In 2019 and 2020, the numbers of internally displaced persons (IDPs) returning to their area of origin (AoO) or being re-displaced for a second time increased, coupled with persisting challenges in relation to lack of services, infrastructure and - in some cases - security in areas of origin. The need to better understand the sustainability of returns, conditions for the (re)integration of IDPs and returnees, and the impact of their presence on access to services and social cohesion has been an identified need for humanitarian and development planning. Decisions related to the closure of all IDP camps by the end of 2020 have also impacted these dynamics.
The International Organization for Migration (IOM) Displacement Tracking Matrix (DTM)’s Emergency Displacement Tracking recorded around 6,394 households returned to non-camp locations between 31 August and 31 October 2020, 60% of which were recorded in Ninewa Governorate. Sinjar District witnessed 57% of the returns in the governorate, representing 34% of the total returns during the mentioned period.
Markaz Sinjar Sub-district
Markaz Sinjar is a sub-district of Sinjar District, located in the western area of Ninewa Governorate close the Iraq-Syria border. Key informants (KIs) reported that Markaz Sinjar Sub-district was housing an average of 16,781 households (HH) before 2014.
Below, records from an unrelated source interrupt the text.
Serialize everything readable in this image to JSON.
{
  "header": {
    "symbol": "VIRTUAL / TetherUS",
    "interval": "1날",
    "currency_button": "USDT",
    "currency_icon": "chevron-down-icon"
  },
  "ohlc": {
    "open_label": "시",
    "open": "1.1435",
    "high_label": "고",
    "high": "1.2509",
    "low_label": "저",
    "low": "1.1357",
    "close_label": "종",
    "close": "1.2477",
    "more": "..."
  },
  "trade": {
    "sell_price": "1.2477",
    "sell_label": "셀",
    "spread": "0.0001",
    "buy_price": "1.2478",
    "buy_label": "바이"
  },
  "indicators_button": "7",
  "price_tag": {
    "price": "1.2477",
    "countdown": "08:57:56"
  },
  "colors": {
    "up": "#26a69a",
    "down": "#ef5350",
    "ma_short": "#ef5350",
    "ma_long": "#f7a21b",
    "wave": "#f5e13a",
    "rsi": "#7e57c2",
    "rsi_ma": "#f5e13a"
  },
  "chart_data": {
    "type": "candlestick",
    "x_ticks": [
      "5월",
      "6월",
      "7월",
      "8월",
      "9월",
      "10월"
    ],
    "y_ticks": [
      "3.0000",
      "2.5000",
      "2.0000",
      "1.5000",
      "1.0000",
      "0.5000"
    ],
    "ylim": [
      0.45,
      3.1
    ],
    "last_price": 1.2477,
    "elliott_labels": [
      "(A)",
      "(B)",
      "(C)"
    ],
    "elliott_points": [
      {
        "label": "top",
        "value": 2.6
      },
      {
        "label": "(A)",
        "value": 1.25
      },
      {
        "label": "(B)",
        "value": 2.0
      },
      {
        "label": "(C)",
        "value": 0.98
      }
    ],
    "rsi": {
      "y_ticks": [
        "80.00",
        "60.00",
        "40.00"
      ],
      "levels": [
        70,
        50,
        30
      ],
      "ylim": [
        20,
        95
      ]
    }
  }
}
In August 2014, the the so-called Islamic State of Iraq and the Levant (ISIL) undertook military activities in the district of Sinjar, threatening minority groups and resulting in the displacement of over 200,000 people.5 While ISIL was dislodged from Sinjar in 2017, the return of those who fled has been hindered by the district’s disputed status between the Federal Government of Iraq (GoI) and the Kurdistan Regional Government (KRG).5 In October 2020, the GoI and KRG signed an agreement on the status of Sinjar District in preparation for the return of the displaced populations originally from the district.